Comically Subversive



All-New Captain America #3 (2015)
Written by Rick Remender
Art by Stuart Immonen, Wade Von Grawbadger, Marte Gracia & Dono Sanchez Almara


Comics can be a radical indictment of our culture and superheroes can be, have been, and are (sometimes) subversive instruments of social justice widely available to the imaginations of those who partake of them.  The Challenging of our national mythos is especially evident in this one, to me.  In a year when racial profiling and systemic racism finally becomes something that we are hearing more about in the media and in general conversation, in a year when we have images of white police officers over unarmed black men on the ground murdered by those who are supposed to "protect and serve" us, this image is especially poignant to me.  Captain America is a black man, standing above this apparently unarmed surrendering person (Nazi in this = racial profiling to me) in his power, avowing who he is, declaring that he wants a better world and is willing to fight for it.  He is acknowledging that he may not be what you expected ("I was never that person") but he is who he is, he IS Captain America, he IS America, he is not going away and you can deal with it or be dealt with.
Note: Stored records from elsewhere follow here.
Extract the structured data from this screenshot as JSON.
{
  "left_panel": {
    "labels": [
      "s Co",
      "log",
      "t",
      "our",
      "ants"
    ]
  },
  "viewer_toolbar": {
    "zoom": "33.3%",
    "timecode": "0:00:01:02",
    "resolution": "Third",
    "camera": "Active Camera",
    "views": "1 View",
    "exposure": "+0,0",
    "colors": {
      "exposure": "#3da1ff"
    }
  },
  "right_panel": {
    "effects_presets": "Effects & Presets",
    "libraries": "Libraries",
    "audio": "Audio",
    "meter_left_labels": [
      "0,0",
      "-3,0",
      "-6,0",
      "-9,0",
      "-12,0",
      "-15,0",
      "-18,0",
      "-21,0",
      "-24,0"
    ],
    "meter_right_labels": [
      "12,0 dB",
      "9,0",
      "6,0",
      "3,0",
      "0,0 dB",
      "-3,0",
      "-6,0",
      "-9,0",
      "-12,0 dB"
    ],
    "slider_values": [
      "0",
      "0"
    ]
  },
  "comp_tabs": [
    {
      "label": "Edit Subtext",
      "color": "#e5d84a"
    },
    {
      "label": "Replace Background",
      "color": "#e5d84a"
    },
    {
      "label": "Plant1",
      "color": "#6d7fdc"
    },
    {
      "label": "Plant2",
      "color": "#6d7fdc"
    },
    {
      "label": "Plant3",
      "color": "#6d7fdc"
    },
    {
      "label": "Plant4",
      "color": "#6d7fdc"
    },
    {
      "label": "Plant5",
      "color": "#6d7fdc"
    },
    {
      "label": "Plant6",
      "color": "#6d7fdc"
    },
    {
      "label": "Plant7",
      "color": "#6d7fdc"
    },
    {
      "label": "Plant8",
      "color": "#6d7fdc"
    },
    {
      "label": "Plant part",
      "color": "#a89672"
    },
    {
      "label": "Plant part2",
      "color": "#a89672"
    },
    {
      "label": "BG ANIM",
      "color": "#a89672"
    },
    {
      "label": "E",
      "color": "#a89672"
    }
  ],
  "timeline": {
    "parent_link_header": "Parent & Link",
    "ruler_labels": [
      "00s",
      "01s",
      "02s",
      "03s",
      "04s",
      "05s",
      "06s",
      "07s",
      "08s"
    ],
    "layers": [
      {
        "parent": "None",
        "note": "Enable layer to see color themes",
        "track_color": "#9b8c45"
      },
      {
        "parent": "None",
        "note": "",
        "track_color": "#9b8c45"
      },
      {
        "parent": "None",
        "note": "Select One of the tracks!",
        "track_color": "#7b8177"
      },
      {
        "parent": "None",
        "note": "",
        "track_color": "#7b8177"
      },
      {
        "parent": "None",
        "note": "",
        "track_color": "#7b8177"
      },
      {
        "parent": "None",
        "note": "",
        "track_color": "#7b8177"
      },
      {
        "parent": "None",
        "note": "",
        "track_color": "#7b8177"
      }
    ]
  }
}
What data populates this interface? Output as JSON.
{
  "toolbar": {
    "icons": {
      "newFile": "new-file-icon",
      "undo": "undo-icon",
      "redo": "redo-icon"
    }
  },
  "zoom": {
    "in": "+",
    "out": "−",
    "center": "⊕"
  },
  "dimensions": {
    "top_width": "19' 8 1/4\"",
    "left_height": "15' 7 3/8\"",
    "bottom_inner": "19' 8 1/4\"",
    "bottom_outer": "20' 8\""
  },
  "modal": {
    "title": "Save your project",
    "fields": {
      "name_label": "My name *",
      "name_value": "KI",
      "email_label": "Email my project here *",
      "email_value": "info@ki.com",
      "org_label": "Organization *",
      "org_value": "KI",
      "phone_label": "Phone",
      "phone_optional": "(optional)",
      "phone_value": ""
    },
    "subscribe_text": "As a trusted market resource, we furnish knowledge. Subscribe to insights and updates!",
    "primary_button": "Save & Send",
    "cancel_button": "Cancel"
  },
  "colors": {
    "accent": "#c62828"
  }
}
Part of why art and images like these are so powerful is because it's a beautifully imaginative individualistic experience.  Comics historically have been available to a wide variety of individuals - those with little money, children, teenagers, and others - many of whom are at an age where they are busy molding their unique inner and outer worlds.  Images are power - often thrust upon us in our culture with a limited degree of personal choice - but these are powerful images of alternative realities, generated and regenerated archetypal myths, stories and adventures that by introducing them into our psyche in this way, we then make possible and accessible to ourselves, and by extension, the world.